Gentile Federico,
la seconda immagine postata raffigura, come detto, uno degli stemmi utilizzati dall'Ordine dei Predicatori (
Ordo Fratrum Predicatorum = O.P.), fondato da San Domenico di Gùzman sul principio del sec. XIII (da cui anche il nome di
Domenicani).
In esso sono presenti molti simboli cari all'Ordine stesso: il bianco e nero del "cappato" che richiama l'abito peculiare dei frati; la stella che ricorda la visione avuta nel giorno del battesimo del Santo fondatore da parte della sua madrina; i rami di giglio e di palma posti in decusse (non presenti nell'arma postata) che evocano la purezza e l'eroismo della fede e, infine, la corona d'oro, rappresentante della regalità di Cristo.
Interessante è la storia delle rimanenti figure. Si narra, infatti, che la madre di San Domenico, al momento del parto, abbia avuto la visione di un cane, con una fiaccola accesa tra le fauci, che correva illuminando il mondo.
I Domenicani
"Domini canes", sono anche i cani del Signore, ossia i difensori della Verità ed i sorveglianti del grege di Dio.

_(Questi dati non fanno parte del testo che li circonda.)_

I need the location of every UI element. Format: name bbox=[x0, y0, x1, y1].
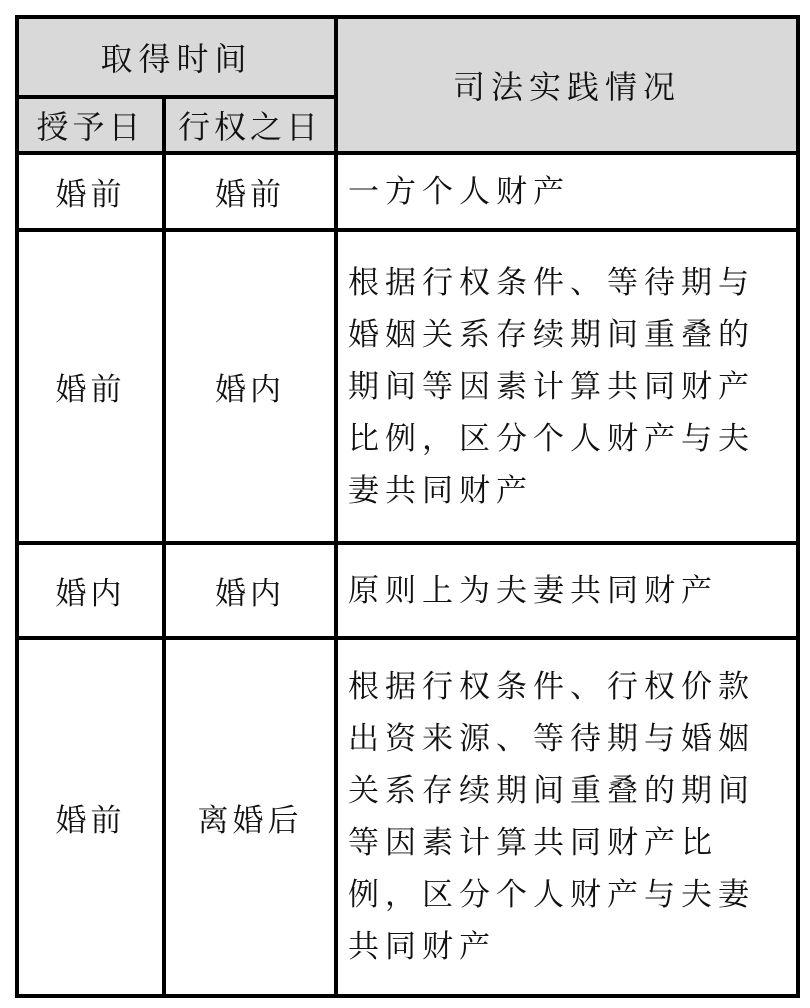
header-grant-date: 授予日 bbox=[17, 97, 164, 153]
cell-exercise-date: 离婚后 bbox=[164, 638, 336, 996]
cell-exercise-date: 婚内 bbox=[164, 230, 336, 543]
cell-exercise-date: 婚前 bbox=[164, 153, 336, 230]
cell-exercise-date: 婚内 bbox=[164, 543, 336, 638]
stock-option-property-table: 取得时间 司法实践情况 授予日 行权之日 婚前 婚前 一方个人财产 婚前 婚内 … bbox=[15, 15, 800, 998]
cell-practice: 一方个人财产 bbox=[336, 153, 798, 230]
table-row: 婚前 离婚后 根据行权条件、行权价款出资来源、等待期与婚姻关系存续期间重叠的期间… bbox=[17, 638, 798, 996]
table-row: 婚前 婚内 根据行权条件、等待期与婚姻关系存续期间重叠的期间等因素计算共同财产比… bbox=[17, 230, 798, 543]
table-row: 婚前 婚前 一方个人财产 bbox=[17, 153, 798, 230]
header-exercise-date: 行权之日 bbox=[164, 97, 336, 153]
table-row: 婚内 婚内 原则上为夫妻共同财产 bbox=[17, 543, 798, 638]
header-acquisition-time: 取得时间 bbox=[17, 17, 336, 97]
cell-grant-date: 婚前 bbox=[17, 638, 164, 996]
cell-grant-date: 婚内 bbox=[17, 543, 164, 638]
cell-grant-date: 婚前 bbox=[17, 230, 164, 543]
header-judicial-practice: 司法实践情况 bbox=[336, 17, 798, 153]
cell-grant-date: 婚前 bbox=[17, 153, 164, 230]
cell-practice: 根据行权条件、行权价款出资来源、等待期与婚姻关系存续期间重叠的期间等因素计算共同… bbox=[336, 638, 798, 996]
cell-practice: 根据行权条件、等待期与婚姻关系存续期间重叠的期间等因素计算共同财产比例，区分个人… bbox=[336, 230, 798, 543]
cell-practice: 原则上为夫妻共同财产 bbox=[336, 543, 798, 638]
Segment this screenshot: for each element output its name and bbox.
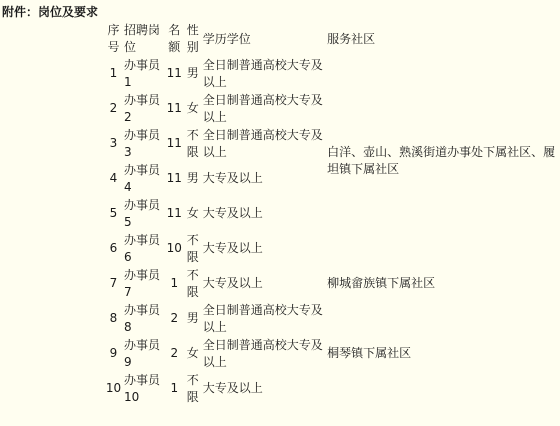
cell-seq-no: 2 [104,91,123,126]
col-header-education: 学历学位 [202,22,326,56]
cell-seq-no: 5 [104,196,123,231]
cell-quota: 11 [165,91,184,126]
cell-seq-no: 1 [104,56,123,91]
cell-position: 办事员10 [123,371,165,406]
cell-education: 大专及以上 [202,231,326,266]
cell-seq-no: 7 [104,266,123,301]
cell-gender: 男 [184,301,202,336]
cell-gender: 女 [184,196,202,231]
cell-seq-no: 10 [104,371,123,406]
cell-position: 办事员8 [123,301,165,336]
cell-quota: 11 [165,126,184,161]
cell-quota: 2 [165,301,184,336]
cell-community-merged: 桐琴镇下属社区 [326,301,560,406]
job-requirements-table: 序号 招聘岗位 名额 性别 学历学位 服务社区 1 办事员1 11 男 全日制普… [104,22,560,406]
cell-quota: 11 [165,161,184,196]
cell-gender: 女 [184,336,202,371]
cell-education: 大专及以上 [202,161,326,196]
cell-quota: 11 [165,56,184,91]
cell-education: 全日制普通高校大专及以上 [202,126,326,161]
table-row: 7 办事员7 1 不限 大专及以上 柳城畲族镇下属社区 [104,266,560,301]
cell-seq-no: 8 [104,301,123,336]
table-row: 1 办事员1 11 男 全日制普通高校大专及以上 白洋、壶山、熟溪街道办事处下属… [104,56,560,91]
cell-position: 办事员5 [123,196,165,231]
cell-gender: 不限 [184,266,202,301]
cell-education: 大专及以上 [202,196,326,231]
table-header-row: 序号 招聘岗位 名额 性别 学历学位 服务社区 [104,22,560,56]
cell-position: 办事员6 [123,231,165,266]
cell-quota: 11 [165,196,184,231]
cell-community-merged: 白洋、壶山、熟溪街道办事处下属社区、履坦镇下属社区 [326,56,560,266]
col-header-position: 招聘岗位 [123,22,165,56]
cell-quota: 1 [165,371,184,406]
cell-position: 办事员7 [123,266,165,301]
cell-education: 大专及以上 [202,371,326,406]
attachment-title: 附件：岗位及要求 [0,0,560,19]
cell-position: 办事员2 [123,91,165,126]
cell-gender: 不限 [184,126,202,161]
col-header-community: 服务社区 [326,22,560,56]
cell-gender: 不限 [184,231,202,266]
cell-gender: 男 [184,161,202,196]
cell-gender: 女 [184,91,202,126]
cell-position: 办事员9 [123,336,165,371]
cell-education: 全日制普通高校大专及以上 [202,91,326,126]
attachment-document: 附件：岗位及要求 序号 招聘岗位 名额 性别 学历学位 服务社区 1 办事员1 … [0,0,560,406]
cell-quota: 1 [165,266,184,301]
col-header-quota: 名额 [165,22,184,56]
cell-quota: 2 [165,336,184,371]
cell-seq-no: 6 [104,231,123,266]
cell-gender: 不限 [184,371,202,406]
cell-education: 全日制普通高校大专及以上 [202,336,326,371]
cell-position: 办事员1 [123,56,165,91]
cell-education: 大专及以上 [202,266,326,301]
cell-gender: 男 [184,56,202,91]
table-row: 8 办事员8 2 男 全日制普通高校大专及以上 桐琴镇下属社区 [104,301,560,336]
cell-seq-no: 3 [104,126,123,161]
cell-position: 办事员3 [123,126,165,161]
cell-seq-no: 4 [104,161,123,196]
cell-education: 全日制普通高校大专及以上 [202,56,326,91]
cell-community: 柳城畲族镇下属社区 [326,266,560,301]
cell-quota: 10 [165,231,184,266]
cell-position: 办事员4 [123,161,165,196]
col-header-seq-no: 序号 [104,22,123,56]
cell-seq-no: 9 [104,336,123,371]
col-header-gender: 性别 [184,22,202,56]
cell-education: 全日制普通高校大专及以上 [202,301,326,336]
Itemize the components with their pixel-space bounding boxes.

Il globo, su cui poggia il cane, è, infine, evidente simbolo della diffusione della fede nel mondo intero.
Lo stemma dell'Ordine dei Predicatori è accompagnato dal motto:
VERITAS.
Papa Benedetto XIII, nato Pietro Francesco Orsini (Gravina di Puglia, 1649 - Roma, 1730), figlio di Ferdinando Orsini, duca di Gravina, e di Giovanna Frangipane della Tolfa di Toritto, utilizzò araldicamente il "capo domenicano" in quanto membro dell'Ordine.
Stemma di papa Benedetto XIII (1724-1730).